Wooden performs Mike, whose mom has handed and is shipped to stick with his cousin Henry (Culkin), who wants a good friend and a companion for the havoc he’s about to unleash on his family.

Even the poster felt like a foul name, with a good image of a smiling Culkin, beneath a tagline that learn “Evil Has Many Faces.” Informing your viewers that you simply’re not supposed to love essentially the most endearing youngster star of his era appeared like a stretch.

Culkin’s introductory scene, the place he emerges sporting a masks not misplaced in David Lynch’s “Twin Peaks: Fire Walk With Me” (1992), poses an issue; is he too cute to be enjoying such an evil character or is the character too evil for an actor so cute?

Coming solely a yr after “Home Alone 2: Lost in New York” (1992), this far-too-early profession stretch for Culkin fascinates in its unsteady makes an attempt to embrace the darkness of the story.

Wooden carries the movie, and the premise is lean and direct sufficient to supply for entertaining trash. The issue is that it’s Wooden who supplies the movie’s heart, and never Culkin’s look-how-bad-I-am flip, that powers the film.

Culkin’s self-aware line readings had been humorous in “Uncle Buck” (1989) and “Home Alone” however come throughout as amateurish right here. Maybe he and Wooden ought to have swapped roles. Culkin has some good moments, however his self-conscious performing is a stark distinction to the at all times plausible Wooden.

Ruben is an effective director, however he nailed this sort of materials in “The Stepfather” (1987), which additionally sported a perversely riveting idea (based mostly on a horrific true story) and was anchored by Terry O’Quinn’s unforgettable efficiency.

Too gentle for horror film followers and too sick for youngsters, “The Good Son” has not one of the chunk of the Damien Thorn movies (any of them) and might’t maintain a candle to latter like “Joshua” (2007), the perfect model of this style of film.

“The Bad Seed” (1956) is cited as a key on this subgenre, however Ruben’s movie needs to go all-in and embrace the insanity of “Bloody Birthday” (1981) and “The Children” (1980) however retains pulling again.

There’s social commentary and parental reflection to gage inside most of these motion pictures, however the story’s twisted potential is softened by a very secure method.

It’s a bizarre expertise watching “The Good Son,” in that we wish the movie to get a lot gnarlier however cringe every time the movie is merciless sufficient to recommend that Kevin McCalister would stoop to killing a canine for enjoyable.

The screenplay is by Ian McEwan and certain would have performed higher with out the stunt casting. McEwan’s novel, “The Comfort of Strangers,” turned a jolting Christopher Walken-led 1990 Paul Schrader drama.

I had an particularly unusual expertise seeing “The Good Son” in a theater on opening evening.

It was enjoying on a number of screens and the usher by chance despatched my father, brother and I right into a sold-out theater the place there have been virtually no seats left and the movie was 20 minutes from ending.
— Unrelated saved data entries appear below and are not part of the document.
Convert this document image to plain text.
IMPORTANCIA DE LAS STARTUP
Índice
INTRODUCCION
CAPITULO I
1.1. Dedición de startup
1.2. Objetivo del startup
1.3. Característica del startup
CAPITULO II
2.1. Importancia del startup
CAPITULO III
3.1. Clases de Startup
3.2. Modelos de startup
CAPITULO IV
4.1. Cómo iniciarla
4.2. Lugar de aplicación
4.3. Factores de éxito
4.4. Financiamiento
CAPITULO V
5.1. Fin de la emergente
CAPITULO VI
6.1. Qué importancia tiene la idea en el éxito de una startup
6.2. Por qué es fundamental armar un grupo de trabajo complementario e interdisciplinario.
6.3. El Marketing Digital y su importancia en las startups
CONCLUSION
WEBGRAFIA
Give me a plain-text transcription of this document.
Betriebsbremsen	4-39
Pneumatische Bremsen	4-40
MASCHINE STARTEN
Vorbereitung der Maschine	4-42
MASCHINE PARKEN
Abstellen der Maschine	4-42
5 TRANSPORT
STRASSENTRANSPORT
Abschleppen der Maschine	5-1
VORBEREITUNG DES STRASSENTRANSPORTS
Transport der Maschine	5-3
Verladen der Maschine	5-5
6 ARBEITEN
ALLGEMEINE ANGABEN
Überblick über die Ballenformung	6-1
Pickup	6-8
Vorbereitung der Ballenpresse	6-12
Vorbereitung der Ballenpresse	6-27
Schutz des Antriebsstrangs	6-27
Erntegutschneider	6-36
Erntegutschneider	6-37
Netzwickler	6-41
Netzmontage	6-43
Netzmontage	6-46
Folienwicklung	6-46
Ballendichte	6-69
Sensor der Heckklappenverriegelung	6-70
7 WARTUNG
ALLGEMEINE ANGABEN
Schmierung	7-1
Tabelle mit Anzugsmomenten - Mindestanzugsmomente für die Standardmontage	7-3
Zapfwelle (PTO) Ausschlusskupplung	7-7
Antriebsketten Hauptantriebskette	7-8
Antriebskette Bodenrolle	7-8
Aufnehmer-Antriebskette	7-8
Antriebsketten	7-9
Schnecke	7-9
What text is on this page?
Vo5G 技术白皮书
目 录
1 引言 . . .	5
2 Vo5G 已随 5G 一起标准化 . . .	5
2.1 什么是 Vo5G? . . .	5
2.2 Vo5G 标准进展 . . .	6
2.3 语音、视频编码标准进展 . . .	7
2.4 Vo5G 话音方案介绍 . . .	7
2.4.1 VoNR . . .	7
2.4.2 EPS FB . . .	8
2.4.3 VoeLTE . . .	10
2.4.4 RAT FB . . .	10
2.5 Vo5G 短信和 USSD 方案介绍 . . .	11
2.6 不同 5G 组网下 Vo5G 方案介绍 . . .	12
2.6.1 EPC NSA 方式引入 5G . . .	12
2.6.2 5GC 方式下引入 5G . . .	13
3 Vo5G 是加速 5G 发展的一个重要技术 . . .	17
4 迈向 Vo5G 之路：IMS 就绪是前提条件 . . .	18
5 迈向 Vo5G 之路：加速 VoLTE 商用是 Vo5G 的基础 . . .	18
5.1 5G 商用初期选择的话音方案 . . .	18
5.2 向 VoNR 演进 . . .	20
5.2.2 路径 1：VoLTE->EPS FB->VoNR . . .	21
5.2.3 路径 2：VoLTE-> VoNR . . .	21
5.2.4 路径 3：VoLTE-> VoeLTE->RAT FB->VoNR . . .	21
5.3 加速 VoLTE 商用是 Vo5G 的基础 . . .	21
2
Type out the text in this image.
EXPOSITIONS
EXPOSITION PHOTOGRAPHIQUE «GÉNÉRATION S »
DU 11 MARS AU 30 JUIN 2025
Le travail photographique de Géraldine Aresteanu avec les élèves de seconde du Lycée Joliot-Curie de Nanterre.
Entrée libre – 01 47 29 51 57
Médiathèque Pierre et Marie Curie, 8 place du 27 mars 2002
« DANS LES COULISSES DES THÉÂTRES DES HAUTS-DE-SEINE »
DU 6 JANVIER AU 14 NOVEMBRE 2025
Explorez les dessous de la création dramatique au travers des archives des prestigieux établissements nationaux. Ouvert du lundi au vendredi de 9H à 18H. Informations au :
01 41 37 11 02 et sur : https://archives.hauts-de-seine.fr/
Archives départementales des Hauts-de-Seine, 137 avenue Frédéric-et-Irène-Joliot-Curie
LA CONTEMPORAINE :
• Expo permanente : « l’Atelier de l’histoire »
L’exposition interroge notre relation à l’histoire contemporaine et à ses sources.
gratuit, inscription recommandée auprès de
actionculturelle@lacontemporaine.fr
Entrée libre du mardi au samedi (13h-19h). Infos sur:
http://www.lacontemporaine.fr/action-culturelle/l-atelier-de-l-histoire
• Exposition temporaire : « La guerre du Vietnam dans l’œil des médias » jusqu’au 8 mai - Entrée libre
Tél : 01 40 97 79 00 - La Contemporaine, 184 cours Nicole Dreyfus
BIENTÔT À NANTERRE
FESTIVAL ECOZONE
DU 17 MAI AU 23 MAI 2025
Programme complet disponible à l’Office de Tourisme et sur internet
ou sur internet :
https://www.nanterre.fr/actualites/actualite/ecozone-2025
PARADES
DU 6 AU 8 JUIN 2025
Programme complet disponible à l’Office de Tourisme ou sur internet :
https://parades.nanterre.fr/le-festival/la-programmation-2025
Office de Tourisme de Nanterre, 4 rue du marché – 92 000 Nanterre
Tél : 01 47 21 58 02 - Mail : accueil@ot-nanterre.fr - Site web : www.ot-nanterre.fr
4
The three of us sat down, bought to listen to the lovely younger star declare “Don’t f— with me” to a theater stuffed with gasps and, only a few scenes later, the film was over.

We realized what had occurred, my dad organized for us to see the movie from the start, and we had been in one other theater for a later displaying. But, seeing the movie in its entirety was virtually precisely like watching the extraordinarily truncated model: we’re there to observe Culkin majorly misbehave and do actually dangerous issues, then the film is over.

The perverse attraction of the movie was current in both expertise.

Within the closing scene, a mom makes a selection that permits for a feel-good voice over earlier than the top credit. Had the mom made the trickier, extra dramatically richer selection of selecting to save lots of a distinct child, it could have made for a darker, extra thought-provoking conclusion.

All the things about “The Good Son” is like that – as ugly as this will get, it barely earns its R-rating and smooth peddles a narrative that wanted filmmakers unafraid of whom was enjoying the very dangerous seed.